Serum lipids have a direct effect on endothelial function, therefore dyslipidemia is linked to etiology of preeclampsia [26-29]. Though it was thought that higher maternal serum lipids in pregnancy lead to fetal macrosomia, but in hostile environment like HDsP, lipid abnormalities might lead to small babies due to poor endothelial function [30]. One Asian study revealed that maternal serum lipids in pregnancy acted as an independent factor for PE in the later gestation which further affected the fetal outcome including birth weight [31]. One research highlighted the concept of physiological programming of the fetus in the mother with HDsP with abnormal lipids in which hyperlipidemia reversed effect on the fetal weight when combined with HDsP. It was revealed that only hypertriglyceridemia caused macrosomia in the fetus of mothers with abnormal lipids [32]. On multivariate analysis it was revealed that increased birth weight correlated positively only with hypertriglyceridaemia [33]. Hence this opens a new area of research in the field of maternal lipids and intrauterine fetal growth. Research from Germany revealed that fetal triglycerides and cholesterol levels were negatively correlated with newborn birth weight. Triglycerides were significantly higher in SGA newborns compared with AGA. All these researchers opined that in hostile environment maternal, lipid levels could affect the fetal birth weight negatively.

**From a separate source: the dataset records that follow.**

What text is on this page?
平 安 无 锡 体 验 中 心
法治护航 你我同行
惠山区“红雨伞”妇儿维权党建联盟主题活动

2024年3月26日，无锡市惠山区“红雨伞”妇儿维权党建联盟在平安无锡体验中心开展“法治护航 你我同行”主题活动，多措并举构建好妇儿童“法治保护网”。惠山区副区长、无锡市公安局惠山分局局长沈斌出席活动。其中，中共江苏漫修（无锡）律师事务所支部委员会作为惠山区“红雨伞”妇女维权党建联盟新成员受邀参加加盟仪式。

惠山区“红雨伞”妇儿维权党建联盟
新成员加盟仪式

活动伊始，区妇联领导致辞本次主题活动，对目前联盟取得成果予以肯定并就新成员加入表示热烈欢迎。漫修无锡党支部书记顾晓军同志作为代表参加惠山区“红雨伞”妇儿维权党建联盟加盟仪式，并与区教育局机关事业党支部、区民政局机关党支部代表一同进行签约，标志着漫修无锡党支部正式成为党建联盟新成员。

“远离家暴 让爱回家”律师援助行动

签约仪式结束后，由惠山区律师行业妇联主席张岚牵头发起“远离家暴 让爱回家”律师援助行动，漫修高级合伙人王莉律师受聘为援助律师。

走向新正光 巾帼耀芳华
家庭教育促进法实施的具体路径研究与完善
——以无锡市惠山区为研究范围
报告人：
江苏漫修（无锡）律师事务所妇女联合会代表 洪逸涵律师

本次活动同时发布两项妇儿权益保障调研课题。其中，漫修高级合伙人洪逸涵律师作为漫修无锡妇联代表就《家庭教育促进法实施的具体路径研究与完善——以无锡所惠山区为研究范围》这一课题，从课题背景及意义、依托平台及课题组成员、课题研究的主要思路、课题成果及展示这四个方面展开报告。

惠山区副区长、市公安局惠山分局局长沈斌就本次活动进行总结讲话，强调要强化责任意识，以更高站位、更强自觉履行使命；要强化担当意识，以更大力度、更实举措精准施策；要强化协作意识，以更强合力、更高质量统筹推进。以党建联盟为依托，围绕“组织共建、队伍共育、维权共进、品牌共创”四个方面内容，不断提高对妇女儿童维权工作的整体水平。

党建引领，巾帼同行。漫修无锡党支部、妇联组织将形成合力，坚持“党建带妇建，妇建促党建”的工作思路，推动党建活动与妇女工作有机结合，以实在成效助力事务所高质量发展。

In the present study the 964 hypertensive women, overall 627 (65%) had elevated cholesterol, 900 (93.4%) had elevated triglycerides, 260 (26.9%) had elevated LDL, 885 (91.8%) had elevated VLDL and 108 (11.2%) had HDL levels below normal compared to 158 (16.4%) elevated cholesterol, 212 (22%) with elevated triglycerides, 74 (7.7%) with elevated LDL, 145 (15%) elevated VLDL and 36 (3.7%) HDL was below normal among 964 normotensive women [34].

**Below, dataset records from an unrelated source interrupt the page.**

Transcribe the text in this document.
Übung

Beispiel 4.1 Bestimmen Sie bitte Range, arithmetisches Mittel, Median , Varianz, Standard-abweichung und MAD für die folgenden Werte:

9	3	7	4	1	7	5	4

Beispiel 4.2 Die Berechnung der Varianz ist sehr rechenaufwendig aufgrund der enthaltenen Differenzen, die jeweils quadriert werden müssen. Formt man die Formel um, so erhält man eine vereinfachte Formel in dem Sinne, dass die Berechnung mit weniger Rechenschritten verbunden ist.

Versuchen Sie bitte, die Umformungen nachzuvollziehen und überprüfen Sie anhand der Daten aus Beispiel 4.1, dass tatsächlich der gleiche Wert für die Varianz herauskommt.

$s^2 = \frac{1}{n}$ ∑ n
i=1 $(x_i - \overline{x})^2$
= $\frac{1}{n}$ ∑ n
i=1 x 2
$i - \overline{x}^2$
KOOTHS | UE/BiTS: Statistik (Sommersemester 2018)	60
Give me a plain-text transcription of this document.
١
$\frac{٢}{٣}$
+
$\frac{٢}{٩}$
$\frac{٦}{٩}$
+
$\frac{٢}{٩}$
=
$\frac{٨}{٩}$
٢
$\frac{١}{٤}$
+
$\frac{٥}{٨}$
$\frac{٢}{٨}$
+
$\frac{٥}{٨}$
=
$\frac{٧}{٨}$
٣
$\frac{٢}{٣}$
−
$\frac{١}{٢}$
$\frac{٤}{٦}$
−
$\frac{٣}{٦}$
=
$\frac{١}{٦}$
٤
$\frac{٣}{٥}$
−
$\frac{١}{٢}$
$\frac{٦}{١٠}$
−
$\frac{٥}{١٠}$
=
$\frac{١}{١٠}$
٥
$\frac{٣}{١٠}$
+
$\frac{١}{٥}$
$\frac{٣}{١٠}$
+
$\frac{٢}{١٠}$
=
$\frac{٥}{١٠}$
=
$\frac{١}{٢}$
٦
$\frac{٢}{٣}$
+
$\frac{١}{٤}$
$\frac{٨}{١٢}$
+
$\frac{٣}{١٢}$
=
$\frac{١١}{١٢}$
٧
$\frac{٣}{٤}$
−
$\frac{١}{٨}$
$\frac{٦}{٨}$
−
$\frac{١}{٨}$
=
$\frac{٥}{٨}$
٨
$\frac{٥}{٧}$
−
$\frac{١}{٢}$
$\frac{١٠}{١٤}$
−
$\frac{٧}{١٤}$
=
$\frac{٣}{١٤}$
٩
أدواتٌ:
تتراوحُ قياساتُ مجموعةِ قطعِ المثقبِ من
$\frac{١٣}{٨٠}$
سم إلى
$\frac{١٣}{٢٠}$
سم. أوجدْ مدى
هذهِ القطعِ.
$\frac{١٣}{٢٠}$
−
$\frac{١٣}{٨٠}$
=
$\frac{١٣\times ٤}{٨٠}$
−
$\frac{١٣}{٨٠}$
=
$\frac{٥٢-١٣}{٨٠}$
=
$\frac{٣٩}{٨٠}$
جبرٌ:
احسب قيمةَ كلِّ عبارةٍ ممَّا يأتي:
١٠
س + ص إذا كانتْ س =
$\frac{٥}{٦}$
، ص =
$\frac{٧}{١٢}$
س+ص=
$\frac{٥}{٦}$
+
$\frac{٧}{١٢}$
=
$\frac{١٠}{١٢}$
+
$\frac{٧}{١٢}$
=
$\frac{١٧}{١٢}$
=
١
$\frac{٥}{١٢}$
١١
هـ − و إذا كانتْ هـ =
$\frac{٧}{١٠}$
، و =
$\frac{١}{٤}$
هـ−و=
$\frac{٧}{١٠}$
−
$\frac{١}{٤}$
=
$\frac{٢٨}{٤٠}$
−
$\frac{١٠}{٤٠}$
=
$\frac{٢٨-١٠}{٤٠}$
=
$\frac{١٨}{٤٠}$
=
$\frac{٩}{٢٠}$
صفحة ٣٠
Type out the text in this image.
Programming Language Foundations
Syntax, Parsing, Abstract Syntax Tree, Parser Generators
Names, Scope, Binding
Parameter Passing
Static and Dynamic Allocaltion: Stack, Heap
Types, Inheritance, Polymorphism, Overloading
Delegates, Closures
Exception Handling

The mean cholesterol was 236.2 mg/dl in women with HDsP compared to 141.2 mg/dl among normotensive pregnant women (p<0.05), the mean triglycerides level was 277.8 mg/dl among study subjects and 142.3 mg/dl among normal pregnant women (p<0.05), the mean LDL level among the women with HDsP was 142.93 mg/dl compared to 117.4 mg/dl among normal cases (p<0.05). Mean VLDL level among HDsP was 77.2 mg/dl compared to 39.6 mg/dl among controls (p<0.05) while the mean HDL level among women with HDsP was 41.5 mg/dl compared to 51.2mg/dl among controls (p>0.05). In the study by Kaaja et al. [35] women with HDsP exhibited 65% higher triglycerides and 18% lower HDL levels compared to controls. In another study, 40 women with PE had mean levels of cholesterol 220.9 mg/dl, triglycerides 260.83 mg/dl, LDL 124.6 mg/dl and HDL 44.17 mg/dl compared to mean cholesterol 187.6 mg/dl, triglycerides 196.6 mg/dl, LDL 94.2 mg/dl and HDL 53.7 mg/dl among normotensive pregnant women.

In the present study, of the total study subjects 964 cases of HDsP, 635 women had gestation >37 weeks. Of those 451 (71.02%) were of mild GH, 58 (9.13%) were severe GH, 65 (10.23%) were mild PE, 44 (6.92%) were severe PE and 17 (2.67%) were ecclamptic mothers. Among these 635 mothers 51 (8.03%) had normal lipid levels and 585 (91.96%) had abnormal lipid levels. It shows the HDsP had a direct relationship with maternal serum lipid levels and birth weight too. Of the 51 mothers with normal lipid levels only 11 (21.56%) had SGA babies as compared to 584 mothers with abnormal lipid levels 184 (31.50%) had SGA babies (Table 3).

A lot of more research is needed in this aspect of HDsP.